D’une même voix, ils listent également les nombreux avantages d’un pôle Nordstad pour l’État, en termes d’emploi, de mobilité ou encore d’éducation.
Sans oublier l’envergure du projet : «Si les cinq communes se mettent d’accord, il s’agirait de la fusion la plus importante jamais organisée, rassemblant 25 000 personnes à court terme, mais 30 000 à 35 000 à l’avenir. Le gouvernement doit en tenir compte et rectifier le tir au niveau financier», revendique Jean-Paul Schaaf.
Un appel qui n’a jusqu’ici pas été entendu par la ministre de l’Intérieur, Taina Bofferding, en charge du dossier.
2026, un challenge «énorme»
Prochaine étape : cet été, les cinq communes plancheront sur leur déclaration d’intention, document officiel qui déclenchera la rédaction d’un projet de loi, pour une fusion effective au plus tôt en 2026.
«C’est le timing qu’on s’est fixé, et le challenge est énorme», insiste Claude Thill. «On fera le maximum pour organiser le référendum à mi-mandat, malgré les préoccupations des gens qui ont totalement changé aujourd’hui», admet-il.
«Ce sera aux citoyens de trancher»
Selon le nouvel agenda, basé sur l’hypothèse d’un «oui» au référendum, la commune fusionnée Nordstad pourrait être officiellement créée par la loi au 1er janvier 2026.
Les cinq conseils communaux – qui comptent 54 élus au total – seraient alors dissous et des élections anticipées lancées. «Quoi qu’il arrive, ce sera aux citoyens de trancher», conclut Pascale Hansen.
«Des communes de seconde zone?»
Véritable feuille de route pour le développement du pays, le Programme directeur d’aménagement du territoire (PDAT) identifie les orientations et objectifs politiques à mettre en œuvre en fonction des régions.
Ce document, élaboré par le ministère de l’Aménagement du territoire, a aussi un poids dans la participation de l’État aux finances communales, un volet géré par le ministère de l’Intérieur.
Les ministères se contredisent
Or, en ce qui concerne la Nordstad, les deux ministères ne sont pas sur la même longueur d’onde : là où le PDAT reconnaît Ettelbruck et Diekirch comme un centre de développement et d’attraction national (CDA), la loi sur les finances communales ne leur confère pas ce statut, les privant au passage d’une aide substantielle.
En termes de dotation, les deux communes du Nord ne sont ainsi pas logées à la même enseigne qu’Esch-sur-Alzette, CDA de même niveau. «La loi de 2016 sur les finances communales prévoit un supplément annuel de 25 % pour les CDA moyens», explique Jean-Paul Schaaf.

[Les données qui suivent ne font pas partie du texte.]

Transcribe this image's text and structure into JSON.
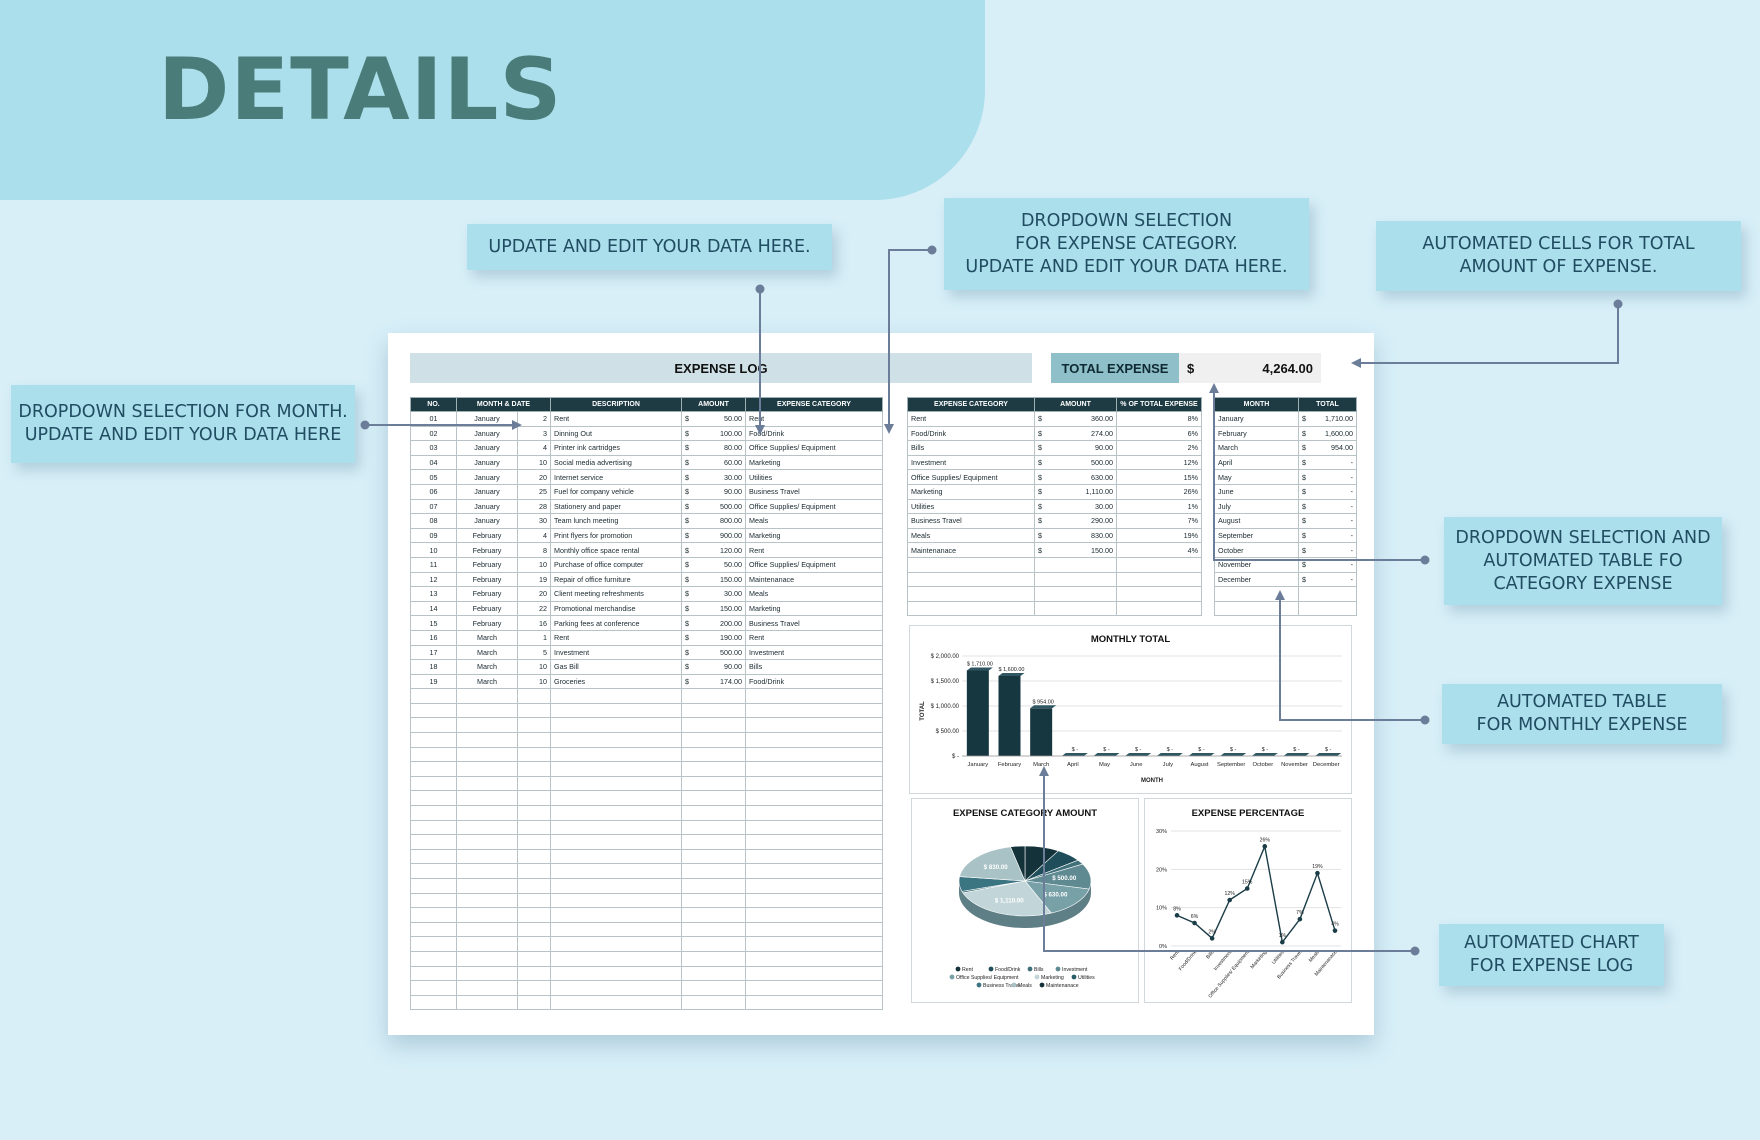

«Ça met de l’huile sur le feu»
«Un avantage que perçoit bien la ville d’Esch, mais pas nous, le gouvernement ne nous l’accorde pas», s’agace le député-bourgmestre, qui chiffre le manque à gagner à 70 millions d’euros depuis l’entrée en vigueur de la loi.
Autre source de crispations, la version 2023 du projet de PDAT a surpris en ajoutant Erpeldange-sur-Sûre au CDA Nordstad formé par Diekirch et Ettelbruck, mais en écartant Schieren et Bettendorf.
«Ça nous a choqués. Sommes-nous des communes de seconde zone?», interroge Pascale Hansen. «Ça n’aide pas la fusion à avancer, au contraire, ça met de l’huile sur le feu.»